Anecdotal evidence is never enough to prove an argument, but the anecdotes of our own experience are pretty persuasive to us. So as I track the responses to H1N1, it seems to me we've learned little in the past 47 years.
People in Mexico City are engaged in panic buying just like Angelenos in '62. Whole US school districts are shutting down. Foreign tourists are avoiding Mexico like, um, the plague. Every pig in Egypt is being slaughtered for neither food nor hygiene.
As a retired educator, I'm embarrassed for my own profession. We have failed, as badly as our own teachers did in the Cold War, to teach critical thinking and logic.
It seems very likely to me, after following H5N1 for four years and H1N1 for eight days, that we could have an official pandemic declared in the next few days.
Big deal.

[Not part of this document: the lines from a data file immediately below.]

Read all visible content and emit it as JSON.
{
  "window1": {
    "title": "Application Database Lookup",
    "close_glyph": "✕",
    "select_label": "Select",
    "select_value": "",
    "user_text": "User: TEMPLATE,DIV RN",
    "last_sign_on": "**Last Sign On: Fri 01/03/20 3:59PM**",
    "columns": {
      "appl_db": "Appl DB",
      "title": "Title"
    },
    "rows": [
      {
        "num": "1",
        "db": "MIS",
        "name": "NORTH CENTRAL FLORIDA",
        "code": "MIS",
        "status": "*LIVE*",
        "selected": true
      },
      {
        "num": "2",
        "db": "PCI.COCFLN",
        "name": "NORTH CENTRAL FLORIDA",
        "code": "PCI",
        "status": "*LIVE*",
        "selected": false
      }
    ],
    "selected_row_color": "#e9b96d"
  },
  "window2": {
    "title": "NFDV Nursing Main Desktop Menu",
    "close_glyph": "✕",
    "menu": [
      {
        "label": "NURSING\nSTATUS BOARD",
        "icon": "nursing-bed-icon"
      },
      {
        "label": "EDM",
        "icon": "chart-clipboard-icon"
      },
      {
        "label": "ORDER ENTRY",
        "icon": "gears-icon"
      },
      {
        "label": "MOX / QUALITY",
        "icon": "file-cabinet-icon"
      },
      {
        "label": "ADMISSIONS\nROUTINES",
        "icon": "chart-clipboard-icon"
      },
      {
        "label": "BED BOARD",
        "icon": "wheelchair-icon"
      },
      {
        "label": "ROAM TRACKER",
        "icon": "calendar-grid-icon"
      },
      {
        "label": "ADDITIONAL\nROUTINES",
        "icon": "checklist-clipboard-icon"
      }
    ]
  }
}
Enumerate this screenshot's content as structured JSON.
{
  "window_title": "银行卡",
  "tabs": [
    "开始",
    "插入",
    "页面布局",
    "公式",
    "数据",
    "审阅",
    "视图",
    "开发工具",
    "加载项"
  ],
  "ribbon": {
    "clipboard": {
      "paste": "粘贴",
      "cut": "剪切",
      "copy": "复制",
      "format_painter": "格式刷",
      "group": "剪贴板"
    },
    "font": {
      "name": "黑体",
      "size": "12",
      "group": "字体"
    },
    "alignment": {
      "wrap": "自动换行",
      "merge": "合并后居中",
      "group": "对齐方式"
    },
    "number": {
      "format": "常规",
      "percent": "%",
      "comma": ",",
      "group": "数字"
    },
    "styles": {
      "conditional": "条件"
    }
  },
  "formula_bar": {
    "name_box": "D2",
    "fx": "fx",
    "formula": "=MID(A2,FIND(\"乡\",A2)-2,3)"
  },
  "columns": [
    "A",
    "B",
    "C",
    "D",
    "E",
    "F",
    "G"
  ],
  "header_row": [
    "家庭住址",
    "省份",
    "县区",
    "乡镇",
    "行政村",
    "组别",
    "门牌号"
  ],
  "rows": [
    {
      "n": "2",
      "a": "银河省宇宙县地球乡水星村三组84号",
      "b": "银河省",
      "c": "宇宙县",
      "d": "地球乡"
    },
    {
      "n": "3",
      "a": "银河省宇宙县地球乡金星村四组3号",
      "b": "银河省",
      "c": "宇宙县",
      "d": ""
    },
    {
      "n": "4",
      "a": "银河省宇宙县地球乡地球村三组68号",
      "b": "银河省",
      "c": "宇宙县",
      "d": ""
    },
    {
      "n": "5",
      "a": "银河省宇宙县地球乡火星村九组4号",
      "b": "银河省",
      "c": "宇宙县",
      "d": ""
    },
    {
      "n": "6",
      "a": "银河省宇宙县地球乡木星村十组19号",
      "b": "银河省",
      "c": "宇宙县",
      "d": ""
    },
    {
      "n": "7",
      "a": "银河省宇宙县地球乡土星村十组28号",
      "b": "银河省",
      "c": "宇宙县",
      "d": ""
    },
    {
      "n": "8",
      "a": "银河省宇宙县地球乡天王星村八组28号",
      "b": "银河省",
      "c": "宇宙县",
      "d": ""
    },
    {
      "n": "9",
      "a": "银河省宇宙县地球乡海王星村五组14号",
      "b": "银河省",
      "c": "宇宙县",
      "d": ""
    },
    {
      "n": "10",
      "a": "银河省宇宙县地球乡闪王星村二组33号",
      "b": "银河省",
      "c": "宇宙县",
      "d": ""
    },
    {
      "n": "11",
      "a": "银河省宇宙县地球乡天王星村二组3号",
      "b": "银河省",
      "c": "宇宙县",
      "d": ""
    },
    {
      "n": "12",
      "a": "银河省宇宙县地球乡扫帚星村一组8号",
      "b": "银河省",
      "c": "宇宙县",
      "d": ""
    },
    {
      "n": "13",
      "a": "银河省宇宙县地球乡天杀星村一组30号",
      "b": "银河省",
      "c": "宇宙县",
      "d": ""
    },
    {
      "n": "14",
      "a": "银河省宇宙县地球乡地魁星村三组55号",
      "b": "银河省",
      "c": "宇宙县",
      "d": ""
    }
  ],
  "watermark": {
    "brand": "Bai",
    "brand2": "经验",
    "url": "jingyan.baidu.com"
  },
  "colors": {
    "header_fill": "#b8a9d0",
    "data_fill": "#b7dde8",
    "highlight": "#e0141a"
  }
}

It won't mean everyone dies, except for marauding motorcycle gangs and zombies shambling around in search of human flesh.
If you're over 50, you've already lived through two flu pandemics, those of 1957 and 1968, not to mention the ongoing pandemics of HIV/AIDS, malaria, and tuberculosis. With the exception of small, vulnerable communities, almost everyone survives a pandemic. As bad as 1918-19 was, it didn't end the Jazz Age or the Bolshevik Revolution.
If Dr. Chan moves us to phase 6 on Saturday, the sun will still come up again on Sunday. A few more people will contract H1N1 on Sunday, and a few will die. But life will continue.
Here's what really worries me: If we experience a pandemic as an anticlimax, like the swine flu of 1976, most people will sneer at the idea of pandemics in general. They'll see it as some kind of racket, a way to scare the dumb taxpayers into paying for expensive medical research into nonexistent problems. The politicians won't dare argue with that attitude.
So when the next real pandemic comes along, whether it's H5N1 or something else, it will kill millions of people needlessly, because the public-health resources won't be there to save them. And millions more will fall ill and die of routine diseases for the same reason.
So let us be very attentive to H1N1. It is already teaching us a lot, if only about our continuing ignorance of influenza. Let us stock up on a few days' worth of food and water, if only to let our governments and hospitals cope a little better with even a low-fatality pandemic. Let us familiarize ourselves with our local pandemic response plan.
But let's not kid ourselves that this is the end of the world.